Precisely at its midway point, after living at his house, on his terms, for several weeks, Alma (Vicky Krieps) attempts to cement her status as woman of the house by surprising Reynolds (Daniel Day-Lewis) with an intimate dinner at home. For the self-absorbed dressmaker, the surprise comes as an “ambush” on his meticulously planned life of rituals and formalities. For Alma, it is a disappointing – if not surprising – realization that her life at the House of Woodcock seems totally disposable, which leads to the couple’s first real fight at the dinner table. Though their argument marks the beginning of the leveling-off in their relationship, after which Alma begins to make her presence indispensable and equal, what it best reveals is the heart at the center of their obsessive lives.
Reynolds, whose entire day is thrown off if toast is buttered too loudly at breakfast, maintains his fragile reality by adhering to strict schedules and codes of conduct. While, of course, these traits are what distinguish him as a designer, they manifest themselves in his personal life as cold manipulation tactics. He is a man obsessed with a bygone perfection embodied by his late mother, for whose nursing care he feverishly longs. While he might tersely discuss this longing with his live-in sister, his perfectionism blinds him from living honestly, incapable of achieving the organic happiness his partner desires.
Alma, who speaks with a vaguely French accent and lacks Reynolds’ high society decorum, crashes into his carefully curated life of unchallenged ego and demands to be treated as an equal. Throughout the film, she taunts his mannerisms and controlling nature, believing it to be part of their courtship until her attempt at true intimacy leaves her feeling as if she’s holding onto a hollow obsession. She, too, has been playing this “game,” noticing his little fixations but growing tired of the distance it places between either person and a reality of emotional fulfillment and growth. In demanding equal standing with Reynolds, she discovers an autonomy within her that will later serve her goals and, ultimately, their relationship.
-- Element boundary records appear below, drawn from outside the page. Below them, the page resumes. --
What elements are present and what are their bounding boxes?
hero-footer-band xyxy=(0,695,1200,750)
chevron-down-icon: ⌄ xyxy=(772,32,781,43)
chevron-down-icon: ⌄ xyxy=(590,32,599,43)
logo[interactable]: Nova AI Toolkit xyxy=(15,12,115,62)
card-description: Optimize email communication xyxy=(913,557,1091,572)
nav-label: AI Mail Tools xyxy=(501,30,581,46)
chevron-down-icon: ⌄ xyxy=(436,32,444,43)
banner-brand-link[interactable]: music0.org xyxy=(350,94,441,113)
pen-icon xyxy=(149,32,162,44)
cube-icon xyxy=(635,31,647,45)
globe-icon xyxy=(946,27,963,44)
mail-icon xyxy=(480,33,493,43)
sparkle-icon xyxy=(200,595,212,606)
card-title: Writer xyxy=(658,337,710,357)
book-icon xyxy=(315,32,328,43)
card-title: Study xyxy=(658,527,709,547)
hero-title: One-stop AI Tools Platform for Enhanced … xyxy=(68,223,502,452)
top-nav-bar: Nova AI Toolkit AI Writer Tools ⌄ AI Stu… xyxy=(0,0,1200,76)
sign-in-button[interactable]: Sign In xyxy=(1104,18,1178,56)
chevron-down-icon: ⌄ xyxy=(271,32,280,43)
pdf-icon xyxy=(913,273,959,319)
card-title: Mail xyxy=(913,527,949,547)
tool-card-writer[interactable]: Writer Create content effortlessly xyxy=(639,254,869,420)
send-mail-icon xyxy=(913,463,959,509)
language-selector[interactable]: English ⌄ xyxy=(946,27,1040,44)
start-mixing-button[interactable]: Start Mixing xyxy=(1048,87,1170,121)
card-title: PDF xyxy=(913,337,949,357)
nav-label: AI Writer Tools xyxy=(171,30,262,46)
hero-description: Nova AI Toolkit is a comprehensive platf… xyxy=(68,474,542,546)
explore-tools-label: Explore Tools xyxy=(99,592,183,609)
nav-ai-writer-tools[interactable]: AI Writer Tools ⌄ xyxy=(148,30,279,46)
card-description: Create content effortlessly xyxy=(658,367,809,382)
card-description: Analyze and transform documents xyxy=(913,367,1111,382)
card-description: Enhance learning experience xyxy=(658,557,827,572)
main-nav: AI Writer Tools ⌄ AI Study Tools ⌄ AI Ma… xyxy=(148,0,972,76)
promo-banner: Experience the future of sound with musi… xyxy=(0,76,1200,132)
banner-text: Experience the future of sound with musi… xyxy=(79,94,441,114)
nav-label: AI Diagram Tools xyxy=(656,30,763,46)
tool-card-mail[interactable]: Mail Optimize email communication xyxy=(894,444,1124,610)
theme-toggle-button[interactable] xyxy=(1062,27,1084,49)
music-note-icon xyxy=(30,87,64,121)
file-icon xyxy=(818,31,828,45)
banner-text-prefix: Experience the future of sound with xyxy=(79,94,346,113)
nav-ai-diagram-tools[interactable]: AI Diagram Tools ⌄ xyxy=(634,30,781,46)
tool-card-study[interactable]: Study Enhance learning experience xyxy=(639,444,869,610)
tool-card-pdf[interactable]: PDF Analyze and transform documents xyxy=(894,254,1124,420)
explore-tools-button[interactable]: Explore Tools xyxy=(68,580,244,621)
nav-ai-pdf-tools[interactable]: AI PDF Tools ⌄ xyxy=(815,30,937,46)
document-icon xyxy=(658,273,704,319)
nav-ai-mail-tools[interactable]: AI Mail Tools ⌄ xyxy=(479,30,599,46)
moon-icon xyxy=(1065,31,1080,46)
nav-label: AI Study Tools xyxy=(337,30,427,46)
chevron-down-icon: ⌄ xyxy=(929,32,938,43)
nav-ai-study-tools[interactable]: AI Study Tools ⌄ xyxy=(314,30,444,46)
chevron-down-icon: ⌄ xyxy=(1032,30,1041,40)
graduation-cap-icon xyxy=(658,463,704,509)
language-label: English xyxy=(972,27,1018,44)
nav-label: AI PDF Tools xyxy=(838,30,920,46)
Anderson carefully shoots these characters on distinct visual planes throughout the movie, outlining the way the power in their relationship shifts by placing them above, below or next to each other. This carefully constructed film mirrors its characters by placing a liberal amount of actorly improvisation and dramatic chaos in a painstakingly crafted masterpiece that’s equal parts swooning fairy tale, haunting ghost story and absurdly funny romantic comedy. Watching these two strong-willed The titular Phantom Thread points to many of its themes and motifs but, above all, represents the invisible connection Reynolds and Alma have; ethereal and tenuous, but very, very real.